Un séjour d’un an et demi au Sénégal, s’il calma mes ardeurs
tiers-mondistes, me laissa cependant de gauche. Je fus même délégué syndical
jeune et j’entrai au PS attiré par son aile gauche alors incarnée par M. Chevènement et ses jeunes camarades du
CERES. Une autre raison qui me fit adhérer fut mon anticommunisme viscéral. Je
m’étais aperçu lors de la campagne des législatives de 1973 que les colleurs d’affiches
en compagnie desquels je salopais la ville de Dreux étaient tous communistes et
que les militants socialistes ne couraient pas les rues, pas plus de jour que
de nuit. Il me semblait utile de compenser, en vue d’une victoire de la gauche,
le poids d’un PC qui la dominait alors.
Cette expérience de militant qui ne dura qu’un an ne me
laissa pas de souvenirs marquants, si ce n’est celui de l’ennui profond que faisaient naître en
moi les rivalités de tendances qui animaient les réunions de section. Si c’était
ça l’activité militante, autant se mettre au macramé…
Je partis pour Londres où les problèmes de logement déjà contés
ici réveillèrent mon ardeur militante. C’est lorsque je suivis les cours du
centre de formation des professeurs de collège de Tours que je commençai à
déchanter. En effet, au cours de la deuxième année, un « mouvement social »
agita notre petit monde. Je commençai par y prendre une part active jusqu’à ce
que je me rende compte que plus que l’intérêt
général proclamé (meilleure formation pour nous, justice sociale pour tous,
bonheur de l’humanité, etc.) ce qui motivait principalement mes camarades était
la peur d’échouer au concours et le désir corporatiste d’obtenir un maximum d’avantages
contre un minimum d’efforts. Cela me
déçut gravement. Pour moi, la gauche, c’était un désir naïf d’égalité et de
bonheur universels et non la satisfaction de revendications catégorielles. Ne
me sentant aucunement concerné par la possibilité d’un échec, je commençai à
prendre mes distances vis-à-vis du syndicat.

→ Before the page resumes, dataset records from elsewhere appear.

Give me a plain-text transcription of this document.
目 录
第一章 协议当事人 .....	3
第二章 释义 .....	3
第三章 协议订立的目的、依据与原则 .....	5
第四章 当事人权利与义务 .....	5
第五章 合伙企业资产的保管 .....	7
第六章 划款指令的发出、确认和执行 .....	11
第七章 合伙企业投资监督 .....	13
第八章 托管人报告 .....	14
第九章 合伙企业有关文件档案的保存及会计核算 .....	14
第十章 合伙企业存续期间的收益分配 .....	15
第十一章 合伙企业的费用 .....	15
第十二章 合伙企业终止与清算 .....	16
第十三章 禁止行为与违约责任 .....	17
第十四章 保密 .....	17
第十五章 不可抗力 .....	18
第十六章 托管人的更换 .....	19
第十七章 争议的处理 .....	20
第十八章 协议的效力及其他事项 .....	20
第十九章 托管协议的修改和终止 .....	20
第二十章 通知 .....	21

Il n’y a que le premier pas qui coûte. Les autres suivirent. En fait, je m’aperçus qu’en dehors de l’accomplissement
de mes rêves fumeux d’une société « juste » et « humaine »
je n’avais jamais rien attendu de la gauche.
Si j’avais besoin de davantage d’argent, je ne l’attendais pas de la
satisfaction de revendications salariales, je me mettais simplement en quête d’une
source supplémentaire de revenus. N’étant pas regardant sur le type de travail,
je connus les joies du travail en usine, de la peinture de serres et de tas d’autres
petits boulots (facteur, barman, moniteur, entre autres). « Travailler
plus pour gagner plus » a toujours été ma devise. En cela, j’étais comme me le
reprochait mon meilleur ami de jeunesse (communiste pur et dur) un
individualiste. Ce qui est très mal.
Mes études terminées, j’exerçai dans un petit collège rural
où collègues et direction jouaient à
plus à gauche que moi tu meurs. N’étant ni taciturne ni hypocrite, mes opinions
comme mon goût de la discipline n’eurent pas l’heur de plaire à ma directrice
qui, sans pour autant m’attaquer de front, faisait montre à mon égard d’une
froideur un rien réprobatrice. C’était heureusement réciproque. Ne me sentant
rien de commun avec ce milieu je le quittai pour m’adonner aux joies du
commerce alors que M. Mitterrand commençait à mon grand dam à présider au
destin du pays. J’ai déjà raconté cet épisode de ma vie.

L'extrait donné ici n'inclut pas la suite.